7. An electrochemically induced curing lithium battery, characterized in that, This includes the fluorine-doped LATP composite solid electrolyte membrane as described in claim 1 or 2, or the fluorine-doped LATP composite solid electrolyte membrane prepared by the preparation method described in any one of claims 3-6.
8. A method for preparing an electrochemically induced curing lithium battery as described in claim 7, characterized in that, Includes the following steps: U1: Battery assembly: The fluorine-doped LATP composite solid electrolyte membrane is left to stand, allowing the ionic liquid inside the membrane to seep out and the membrane surface to change from a dry state to an oil film state. Then, in a glove box filled with argon, it is placed between the positive and negative electrode plates to assemble a lithium battery. U2: Thermal aging treatment: The assembled lithium battery is left to stand at 25~60℃ for 10~24h, and then cooled to room temperature; U3: Electrochemical induced curing: The lithium battery after thermal aging is activated by charge-discharge cycles and the composite film is cured in situ.

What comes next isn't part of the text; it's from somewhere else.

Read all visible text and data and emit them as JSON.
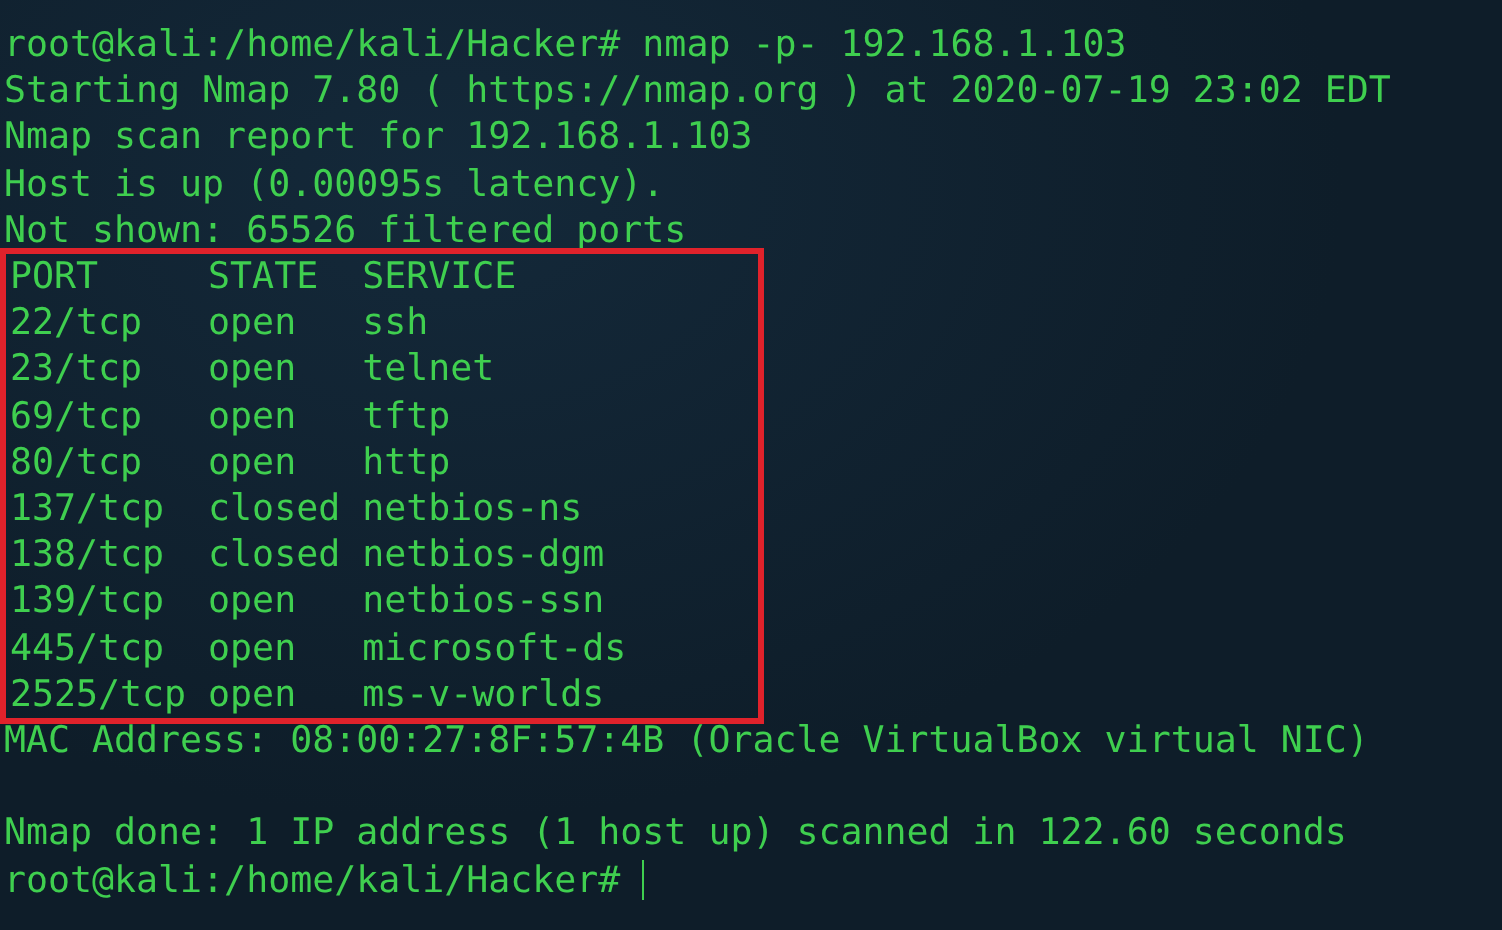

The voltage of the charge-discharge cycle activation is 2.5~4.1 V.
9. The method for preparing an electrochemically induced curing lithium battery according to claim 8, characterized in that, The oxygen level in the glove box is <0.01ppm.
10. The method for preparing an electrochemically induced curing lithium battery according to claim 8, characterized in that, The positive electrode is a lithium iron phosphate positive electrode; the negative electrode is a lithium metal sheet.